We live in a very special nation; a place that people from around the world are longing to enter. As we celebrate the Fourth of July, I’m glad for the freedoms we have, especially for the freedom to worship as we feel led; a freedom not available to so many in the world.

The founders of our great country understood the importance of this freedom. They understood the role God played in the very establishment, against all odds, of the new country.

George Washington, our first president, was inaugurated on April 30, 1789, at Federal Hall in New York City, the first capital of the United States. His inaugural address included the following prayer to God:

“It would be peculiarly improper to omit in this first official act my fervent prayer to that Almighty Being who rules over the universe, who presides in the councils of nations, and whose providential aid can supply every human defect, that His benediction may consecrate to the liberties and happiness of the people of the United States a government instituted by themselves for these essential purposes.”

In addition, the appreciative leaders of the new government issued the following national call to prayer:

“On the morning of the day on which our illustrious President will be invested with his office, the church bells will ring at nine o’clock, when the people may go up to the house of God and in a solemn manner commit the new government, with its important train of consequences, to the holy protection and blessing of the Most High. An early hour is prudently fixed for this peculiar act of devotion and is designed wholly for prayer.”

Federal Hall is not too far from what we now know as “ground zero,” where the Twin Towers once stood.

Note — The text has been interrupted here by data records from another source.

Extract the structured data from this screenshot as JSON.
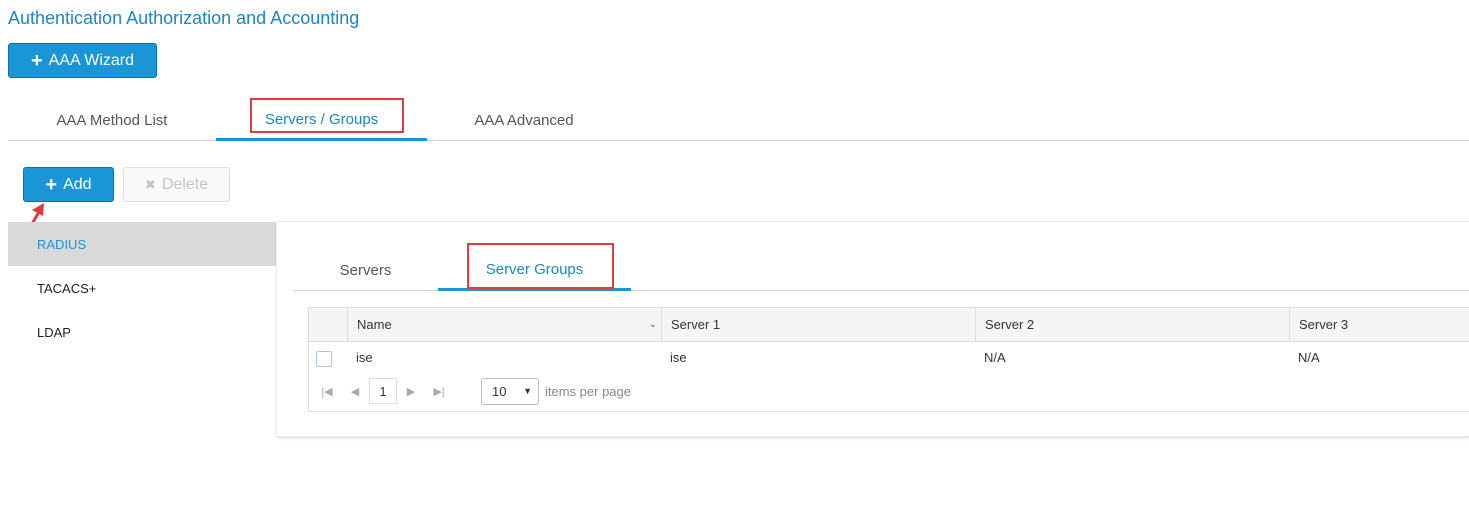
{
  "page": {
    "title": "Authentication Authorization and Accounting"
  },
  "wizard_button": {
    "icon": "plus-icon",
    "label": "AAA Wizard"
  },
  "top_tabs": [
    {
      "label": "AAA Method List",
      "active": false
    },
    {
      "label": "Servers / Groups",
      "active": true
    },
    {
      "label": "AAA Advanced",
      "active": false
    }
  ],
  "toolbar": {
    "add_label": "Add",
    "delete_label": "Delete",
    "delete_disabled": true
  },
  "sidebar": {
    "items": [
      {
        "label": "RADIUS",
        "active": true
      },
      {
        "label": "TACACS+",
        "active": false
      },
      {
        "label": "LDAP",
        "active": false
      }
    ]
  },
  "inner_tabs": [
    {
      "label": "Servers",
      "active": false
    },
    {
      "label": "Server Groups",
      "active": true
    }
  ],
  "table": {
    "columns": [
      "Name",
      "Server 1",
      "Server 2",
      "Server 3"
    ],
    "rows": [
      {
        "name": "ise",
        "server1": "ise",
        "server2": "N/A",
        "server3": "N/A",
        "checked": false
      }
    ]
  },
  "pager": {
    "current_page": "1",
    "page_size": "10",
    "page_size_label": "items per page"
  },
  "colors": {
    "accent": "#1a96d6",
    "highlight_box": "#e03c3c",
    "sidebar_active_bg": "#d9d9d9"
  }
}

After publicly taking the oath on a balcony overlooking the street, he delivered his address within the senate chambers of Federal Hall, during which he cautioned the new nation not to forget God’s role in its founding by declaring that, “the propitious smiles of Heaven, can never be expected on a nation that disregards the eternal rules of order and right, which Heaven itself has ordained.”

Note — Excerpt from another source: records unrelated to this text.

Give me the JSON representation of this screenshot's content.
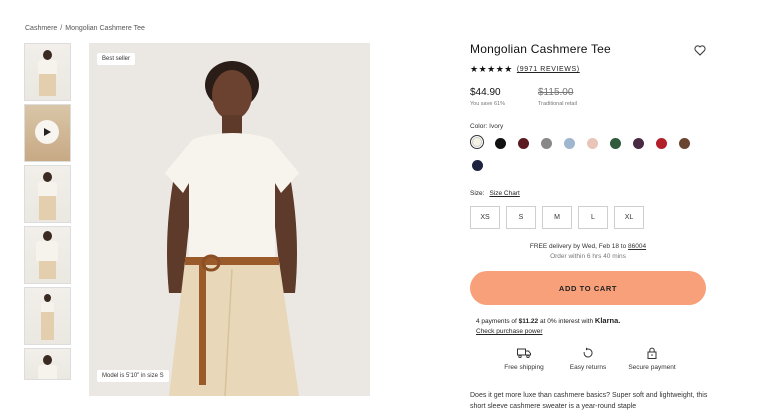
{
  "breadcrumb": {
    "parent": "Cashmere",
    "separator": "/",
    "current": "Mongolian Cashmere Tee"
  },
  "thumbnails": [
    "front view",
    "video",
    "side view",
    "front view 2",
    "full length",
    "detail"
  ],
  "main_image": {
    "badge_top": "Best seller",
    "badge_bottom": "Model is 5'10\" in size S"
  },
  "product": {
    "title": "Mongolian Cashmere Tee",
    "stars": "★★★★★",
    "reviews": "(9971 REVIEWS)",
    "price": "$44.90",
    "price_sub": "You save 61%",
    "compare_price": "$115.00",
    "compare_sub": "Traditional retail"
  },
  "color": {
    "label": "Color: Ivory",
    "swatches": [
      {
        "name": "Ivory",
        "hex": "#f6f2e4"
      },
      {
        "name": "Black",
        "hex": "#111111"
      },
      {
        "name": "Burgundy",
        "hex": "#5a1a1f"
      },
      {
        "name": "Grey",
        "hex": "#888888"
      },
      {
        "name": "Light Blue",
        "hex": "#9fb6cf"
      },
      {
        "name": "Blush",
        "hex": "#e8c5b8"
      },
      {
        "name": "Green",
        "hex": "#2f5a3c"
      },
      {
        "name": "Plum",
        "hex": "#4a2a42"
      },
      {
        "name": "Red",
        "hex": "#b3202a"
      },
      {
        "name": "Brown",
        "hex": "#6a4631"
      },
      {
        "name": "Navy",
        "hex": "#1d2440"
      }
    ]
  },
  "size": {
    "label": "Size:",
    "chart_link": "Size Chart",
    "options": [
      "XS",
      "S",
      "M",
      "L",
      "XL"
    ]
  },
  "delivery": {
    "line1_prefix": "FREE delivery by Wed, Feb 18 to",
    "zip": "86004",
    "line2": "Order within 6 hrs 40 mins"
  },
  "cart_button": "ADD TO CART",
  "klarna": {
    "prefix": "4 payments of",
    "amount": "$11.22",
    "suffix": "at 0% interest with",
    "brand": "Klarna.",
    "link": "Check purchase power"
  },
  "perks": [
    {
      "label": "Free shipping",
      "icon": "truck-icon"
    },
    {
      "label": "Easy returns",
      "icon": "return-icon"
    },
    {
      "label": "Secure payment",
      "icon": "lock-icon"
    }
  ],
  "description": "Does it get more luxe than cashmere basics? Super soft and lightweight, this short sleeve cashmere sweater is a year-round staple"
}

As instructed by the new congress, on the morning of the inauguration, the sounds of church bells filled the new nation’s capital for 30 minutes, calling the people to go up to the house of God, to commit the new government to the holy protection and blessing of the Most High.

As the bells rang, the nation’s first President, Senate, and House of Representatives walked from the Federal Hall to a little church where they bowed together in prayer to consecrate the new nation’s future into the hands of God. You can visit that little church (St. Paul’s) which still stands, right next to ground zero, with only a window broken from the fall of the Twin Towers.

As we gather with family and friends to celebrate the 4th of July, let’s not forget our heritage and the foundational principles of so many of our Founding Fathers. They sought to build a place where freedom reigns and where all people were free to worship as they pleased.

We are reminded of this heritage every time we stand and pledge allegiance to “One Nation under God” or look at a dollar bill that declares that “In God We Trust.”